Ukraine hat russische Raffinerien im Visier

Die ukrainische Armee hat in den letzten Tagen Angriffe auf russisches Territorium deutlich verstärkt. Moskau sperrte deshalb am Mittwoch den Zugang zu mehreren Ortschaften in der Grenzregion Belgorod. In den Fokus der ukrainischen Gegenoffensive rückte zuletzt aber vor allem die russische Erdölindustrie. Mehrfach gab es Angriffe auf Raffinerien, die offenbar bereits Folgen zeigen.

Zuletzt war am Sonntag, dem letzten Tag der Präsidentschaftswahl in Russland, eine Raffinerie in der Schwarzmeer-Region Krasnodar von einer oder mehreren ukrainischen Drohnen getroffen worden, Folge war ein Brand. Am Vortag brannte es in einer Anlage des russischen Ölkonzerns Rosneft in der Region Samara, gleichfalls nach einem Angriff aus der Ukraine.

Drei Tage zuvor hatten ukrainische Drohnen eine Rosneft-Raffinerie in Rjasan südöstlich von Moskau getroffen, zuvor eine von Lukoil in Nischni Nowgorod an der Wolga.

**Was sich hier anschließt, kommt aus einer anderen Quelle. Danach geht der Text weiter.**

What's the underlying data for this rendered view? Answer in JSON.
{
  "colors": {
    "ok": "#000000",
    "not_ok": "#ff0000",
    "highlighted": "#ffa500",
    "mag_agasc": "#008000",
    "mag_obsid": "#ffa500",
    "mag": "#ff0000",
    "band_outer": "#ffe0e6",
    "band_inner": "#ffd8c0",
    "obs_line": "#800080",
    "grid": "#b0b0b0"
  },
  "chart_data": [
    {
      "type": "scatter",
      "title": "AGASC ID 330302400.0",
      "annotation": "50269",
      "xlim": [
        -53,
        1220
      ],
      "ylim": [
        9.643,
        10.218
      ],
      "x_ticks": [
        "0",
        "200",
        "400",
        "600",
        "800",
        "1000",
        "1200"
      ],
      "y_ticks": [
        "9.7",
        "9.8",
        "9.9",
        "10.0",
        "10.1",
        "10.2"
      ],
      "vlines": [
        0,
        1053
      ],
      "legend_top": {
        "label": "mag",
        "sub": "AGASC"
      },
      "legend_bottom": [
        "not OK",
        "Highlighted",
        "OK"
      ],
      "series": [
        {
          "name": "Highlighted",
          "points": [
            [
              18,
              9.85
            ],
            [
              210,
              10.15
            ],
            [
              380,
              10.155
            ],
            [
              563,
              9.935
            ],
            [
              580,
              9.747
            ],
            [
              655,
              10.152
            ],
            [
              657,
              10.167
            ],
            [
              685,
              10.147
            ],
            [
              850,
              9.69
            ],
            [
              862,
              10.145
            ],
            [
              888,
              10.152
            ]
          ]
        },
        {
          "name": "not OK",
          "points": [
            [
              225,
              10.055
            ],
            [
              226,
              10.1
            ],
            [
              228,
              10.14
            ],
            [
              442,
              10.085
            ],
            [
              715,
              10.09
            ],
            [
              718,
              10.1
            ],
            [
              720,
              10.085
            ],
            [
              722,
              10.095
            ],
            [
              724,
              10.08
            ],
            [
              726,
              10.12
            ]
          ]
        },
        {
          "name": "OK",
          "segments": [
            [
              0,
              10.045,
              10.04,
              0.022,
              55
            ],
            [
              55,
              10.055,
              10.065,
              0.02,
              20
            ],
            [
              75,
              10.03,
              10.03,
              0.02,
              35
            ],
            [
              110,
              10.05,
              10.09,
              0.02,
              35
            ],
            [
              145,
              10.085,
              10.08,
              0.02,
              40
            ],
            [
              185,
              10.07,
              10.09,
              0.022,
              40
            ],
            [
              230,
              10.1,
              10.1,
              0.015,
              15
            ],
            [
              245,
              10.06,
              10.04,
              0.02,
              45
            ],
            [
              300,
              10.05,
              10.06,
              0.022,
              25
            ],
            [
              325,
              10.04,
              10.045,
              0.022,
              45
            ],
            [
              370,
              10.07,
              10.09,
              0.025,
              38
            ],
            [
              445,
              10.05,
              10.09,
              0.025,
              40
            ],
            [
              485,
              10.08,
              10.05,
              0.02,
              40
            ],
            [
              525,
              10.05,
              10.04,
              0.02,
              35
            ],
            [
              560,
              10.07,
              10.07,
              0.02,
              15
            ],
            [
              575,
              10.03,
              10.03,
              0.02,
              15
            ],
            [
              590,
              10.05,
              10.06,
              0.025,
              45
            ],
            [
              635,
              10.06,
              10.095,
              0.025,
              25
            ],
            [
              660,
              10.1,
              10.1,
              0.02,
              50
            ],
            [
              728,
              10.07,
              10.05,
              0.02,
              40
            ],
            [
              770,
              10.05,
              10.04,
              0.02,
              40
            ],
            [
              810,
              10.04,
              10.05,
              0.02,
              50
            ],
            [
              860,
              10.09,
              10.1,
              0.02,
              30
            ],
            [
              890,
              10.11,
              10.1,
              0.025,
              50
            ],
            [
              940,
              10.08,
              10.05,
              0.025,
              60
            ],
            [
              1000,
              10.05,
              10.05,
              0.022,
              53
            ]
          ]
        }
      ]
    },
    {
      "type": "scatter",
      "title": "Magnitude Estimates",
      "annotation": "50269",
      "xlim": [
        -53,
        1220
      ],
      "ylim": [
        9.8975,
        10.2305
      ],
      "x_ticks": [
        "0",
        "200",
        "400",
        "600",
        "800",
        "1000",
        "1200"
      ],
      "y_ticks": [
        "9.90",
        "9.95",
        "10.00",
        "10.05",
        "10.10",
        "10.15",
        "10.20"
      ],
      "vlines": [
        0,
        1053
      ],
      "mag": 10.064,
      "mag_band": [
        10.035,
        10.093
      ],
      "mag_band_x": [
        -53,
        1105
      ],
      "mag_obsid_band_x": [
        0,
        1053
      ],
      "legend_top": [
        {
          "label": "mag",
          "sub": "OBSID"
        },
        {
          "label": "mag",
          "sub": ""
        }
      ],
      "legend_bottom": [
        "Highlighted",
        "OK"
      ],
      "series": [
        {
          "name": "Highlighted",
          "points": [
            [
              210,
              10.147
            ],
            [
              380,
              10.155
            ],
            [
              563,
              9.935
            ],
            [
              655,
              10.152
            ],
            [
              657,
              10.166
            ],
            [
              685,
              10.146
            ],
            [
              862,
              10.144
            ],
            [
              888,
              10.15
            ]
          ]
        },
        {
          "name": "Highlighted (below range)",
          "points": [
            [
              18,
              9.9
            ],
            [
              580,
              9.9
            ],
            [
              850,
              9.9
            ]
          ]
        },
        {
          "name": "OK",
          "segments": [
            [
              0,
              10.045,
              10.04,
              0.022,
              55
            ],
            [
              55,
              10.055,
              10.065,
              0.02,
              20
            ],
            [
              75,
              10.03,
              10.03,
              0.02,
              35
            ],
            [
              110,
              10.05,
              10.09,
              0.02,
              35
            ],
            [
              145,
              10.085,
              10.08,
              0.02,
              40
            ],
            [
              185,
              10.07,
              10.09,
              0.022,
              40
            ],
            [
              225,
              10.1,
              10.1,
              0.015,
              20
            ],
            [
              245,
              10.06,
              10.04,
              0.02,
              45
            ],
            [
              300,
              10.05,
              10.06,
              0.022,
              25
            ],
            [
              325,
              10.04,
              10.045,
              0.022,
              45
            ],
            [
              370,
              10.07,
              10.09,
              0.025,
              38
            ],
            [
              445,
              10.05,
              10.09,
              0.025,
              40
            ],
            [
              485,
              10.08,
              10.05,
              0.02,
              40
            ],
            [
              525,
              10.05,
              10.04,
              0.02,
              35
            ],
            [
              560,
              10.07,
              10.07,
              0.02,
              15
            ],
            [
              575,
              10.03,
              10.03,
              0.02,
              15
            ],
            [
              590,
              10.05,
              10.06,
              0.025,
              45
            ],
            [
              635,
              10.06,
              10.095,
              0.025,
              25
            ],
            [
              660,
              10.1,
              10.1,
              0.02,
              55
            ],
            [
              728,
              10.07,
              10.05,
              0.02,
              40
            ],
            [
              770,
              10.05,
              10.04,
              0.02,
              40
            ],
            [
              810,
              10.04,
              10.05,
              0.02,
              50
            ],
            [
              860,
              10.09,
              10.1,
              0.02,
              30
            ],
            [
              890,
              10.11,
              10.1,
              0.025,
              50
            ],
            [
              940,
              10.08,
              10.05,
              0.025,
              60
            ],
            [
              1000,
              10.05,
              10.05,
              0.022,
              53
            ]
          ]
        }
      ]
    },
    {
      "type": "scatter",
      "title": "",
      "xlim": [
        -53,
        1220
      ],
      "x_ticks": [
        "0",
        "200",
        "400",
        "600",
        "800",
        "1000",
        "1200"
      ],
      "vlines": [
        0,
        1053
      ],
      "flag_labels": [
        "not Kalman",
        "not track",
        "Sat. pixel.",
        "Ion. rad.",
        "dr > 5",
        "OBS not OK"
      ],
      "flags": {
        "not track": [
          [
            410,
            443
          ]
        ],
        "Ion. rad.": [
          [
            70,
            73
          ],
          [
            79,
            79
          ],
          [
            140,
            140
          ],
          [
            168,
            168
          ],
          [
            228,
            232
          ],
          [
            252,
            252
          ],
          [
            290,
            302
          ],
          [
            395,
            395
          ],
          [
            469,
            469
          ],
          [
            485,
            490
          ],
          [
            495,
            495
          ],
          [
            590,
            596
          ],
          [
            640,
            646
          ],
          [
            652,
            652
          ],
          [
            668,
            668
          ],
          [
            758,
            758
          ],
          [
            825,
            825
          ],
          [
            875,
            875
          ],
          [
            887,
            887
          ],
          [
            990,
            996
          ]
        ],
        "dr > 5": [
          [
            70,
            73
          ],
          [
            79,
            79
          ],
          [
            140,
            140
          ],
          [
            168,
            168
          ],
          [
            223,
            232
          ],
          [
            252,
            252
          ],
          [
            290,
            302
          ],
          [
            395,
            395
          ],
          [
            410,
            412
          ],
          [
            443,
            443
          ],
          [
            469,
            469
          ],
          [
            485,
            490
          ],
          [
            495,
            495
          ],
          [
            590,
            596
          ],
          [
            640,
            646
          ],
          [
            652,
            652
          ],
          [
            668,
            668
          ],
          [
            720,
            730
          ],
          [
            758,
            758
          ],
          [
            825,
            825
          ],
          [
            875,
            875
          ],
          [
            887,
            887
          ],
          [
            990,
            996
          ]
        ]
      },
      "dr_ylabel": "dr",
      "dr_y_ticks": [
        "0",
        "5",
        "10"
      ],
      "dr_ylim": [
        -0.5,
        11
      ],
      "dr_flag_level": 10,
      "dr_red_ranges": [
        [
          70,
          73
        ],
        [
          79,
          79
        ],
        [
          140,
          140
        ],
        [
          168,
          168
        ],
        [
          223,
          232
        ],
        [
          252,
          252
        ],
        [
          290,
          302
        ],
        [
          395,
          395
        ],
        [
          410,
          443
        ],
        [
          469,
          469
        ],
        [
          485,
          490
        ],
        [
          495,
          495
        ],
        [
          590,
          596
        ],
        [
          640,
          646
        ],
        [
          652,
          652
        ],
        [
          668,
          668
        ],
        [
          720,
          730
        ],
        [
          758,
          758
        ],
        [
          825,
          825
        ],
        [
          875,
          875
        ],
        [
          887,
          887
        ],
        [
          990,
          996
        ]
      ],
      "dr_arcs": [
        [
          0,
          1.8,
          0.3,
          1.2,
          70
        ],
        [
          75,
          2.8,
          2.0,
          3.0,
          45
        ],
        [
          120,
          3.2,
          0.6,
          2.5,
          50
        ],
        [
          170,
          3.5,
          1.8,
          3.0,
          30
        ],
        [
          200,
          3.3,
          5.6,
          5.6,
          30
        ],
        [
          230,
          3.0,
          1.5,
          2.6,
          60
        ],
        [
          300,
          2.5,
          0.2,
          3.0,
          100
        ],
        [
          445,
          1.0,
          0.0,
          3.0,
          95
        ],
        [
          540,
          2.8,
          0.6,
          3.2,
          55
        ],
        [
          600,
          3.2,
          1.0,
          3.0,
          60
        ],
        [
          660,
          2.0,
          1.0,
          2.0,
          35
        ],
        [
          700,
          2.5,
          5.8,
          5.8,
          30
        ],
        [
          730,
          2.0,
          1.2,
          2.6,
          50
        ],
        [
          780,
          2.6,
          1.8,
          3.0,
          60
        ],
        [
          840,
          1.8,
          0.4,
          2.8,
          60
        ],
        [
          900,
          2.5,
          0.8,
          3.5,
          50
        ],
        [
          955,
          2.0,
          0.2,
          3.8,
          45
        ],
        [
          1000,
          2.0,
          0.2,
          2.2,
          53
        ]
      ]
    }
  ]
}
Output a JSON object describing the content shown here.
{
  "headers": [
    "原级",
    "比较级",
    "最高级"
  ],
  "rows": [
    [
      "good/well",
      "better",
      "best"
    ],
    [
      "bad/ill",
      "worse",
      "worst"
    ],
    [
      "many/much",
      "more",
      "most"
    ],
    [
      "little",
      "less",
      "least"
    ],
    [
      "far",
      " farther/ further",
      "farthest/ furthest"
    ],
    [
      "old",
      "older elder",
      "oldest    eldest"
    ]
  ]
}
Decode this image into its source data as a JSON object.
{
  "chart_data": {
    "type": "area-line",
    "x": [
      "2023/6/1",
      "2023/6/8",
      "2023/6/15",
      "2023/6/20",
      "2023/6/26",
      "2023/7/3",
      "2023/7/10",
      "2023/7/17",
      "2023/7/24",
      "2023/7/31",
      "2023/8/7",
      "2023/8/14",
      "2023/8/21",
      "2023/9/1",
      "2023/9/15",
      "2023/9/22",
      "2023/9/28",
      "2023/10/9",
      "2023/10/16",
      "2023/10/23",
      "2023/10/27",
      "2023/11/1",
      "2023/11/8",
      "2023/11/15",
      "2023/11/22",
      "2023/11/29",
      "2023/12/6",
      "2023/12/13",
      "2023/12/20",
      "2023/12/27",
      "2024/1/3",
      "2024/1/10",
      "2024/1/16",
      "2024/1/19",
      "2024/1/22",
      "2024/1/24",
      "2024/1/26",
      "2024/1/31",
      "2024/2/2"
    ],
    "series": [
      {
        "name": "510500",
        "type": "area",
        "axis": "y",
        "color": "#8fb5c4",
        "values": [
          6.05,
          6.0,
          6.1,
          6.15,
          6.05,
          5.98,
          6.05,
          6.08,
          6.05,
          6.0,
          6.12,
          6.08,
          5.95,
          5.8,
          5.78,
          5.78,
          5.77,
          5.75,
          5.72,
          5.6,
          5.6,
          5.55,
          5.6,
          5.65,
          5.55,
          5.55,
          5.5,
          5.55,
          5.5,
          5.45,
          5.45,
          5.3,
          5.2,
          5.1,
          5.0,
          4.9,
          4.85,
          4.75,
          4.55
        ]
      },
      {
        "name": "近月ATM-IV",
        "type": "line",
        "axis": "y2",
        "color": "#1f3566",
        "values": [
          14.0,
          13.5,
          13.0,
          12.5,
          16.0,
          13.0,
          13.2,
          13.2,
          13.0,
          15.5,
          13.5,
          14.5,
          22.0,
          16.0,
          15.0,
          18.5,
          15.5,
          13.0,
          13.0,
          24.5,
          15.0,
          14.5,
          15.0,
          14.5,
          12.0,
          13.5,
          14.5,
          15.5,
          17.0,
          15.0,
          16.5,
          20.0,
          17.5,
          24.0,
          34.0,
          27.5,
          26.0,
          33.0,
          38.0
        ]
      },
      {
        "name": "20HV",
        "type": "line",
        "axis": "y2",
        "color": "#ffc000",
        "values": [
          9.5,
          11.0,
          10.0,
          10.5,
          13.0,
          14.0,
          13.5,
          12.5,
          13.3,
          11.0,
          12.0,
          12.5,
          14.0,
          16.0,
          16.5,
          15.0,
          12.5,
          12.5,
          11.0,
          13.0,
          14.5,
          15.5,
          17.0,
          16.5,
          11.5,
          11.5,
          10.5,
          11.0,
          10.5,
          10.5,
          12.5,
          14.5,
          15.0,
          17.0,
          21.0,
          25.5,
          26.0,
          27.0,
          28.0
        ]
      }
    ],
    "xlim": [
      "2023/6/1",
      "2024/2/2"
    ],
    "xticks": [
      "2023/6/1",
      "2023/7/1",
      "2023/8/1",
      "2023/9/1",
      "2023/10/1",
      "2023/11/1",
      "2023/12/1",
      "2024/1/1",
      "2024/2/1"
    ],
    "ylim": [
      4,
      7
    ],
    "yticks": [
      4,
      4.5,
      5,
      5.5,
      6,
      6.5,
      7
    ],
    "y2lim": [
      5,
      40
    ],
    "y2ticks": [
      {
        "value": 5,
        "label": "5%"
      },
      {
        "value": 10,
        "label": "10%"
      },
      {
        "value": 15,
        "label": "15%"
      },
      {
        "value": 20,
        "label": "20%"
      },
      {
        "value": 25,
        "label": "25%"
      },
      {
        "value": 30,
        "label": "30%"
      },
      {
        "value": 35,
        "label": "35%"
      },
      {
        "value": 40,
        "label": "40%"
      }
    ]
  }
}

In der südwestrussischen Region Orjol löste ein Angriff aus der Ukraine einen Brand in einem Treibstofflager aus, zwei Raffinerien nahe St. Petersburg waren ebenfalls Ziele von Angriffen.

„Neue Phase“ im Krieg

Der Krieg zwischen Russland und der Ukraine sei in eine „neue Phase“ eingetreten, hieß es am Mittwoch in einer Analyse der US-Wirtschaftsnachrichtenagentur Bloomberg. Die Ukraine forciere mittlerweile deutlich Angriffe mit selbst entwickelten Drohnen über eine Distanz von bis zu 2.000 Kilometern auf Zentren der Öl- und Gasindustrie in Russland.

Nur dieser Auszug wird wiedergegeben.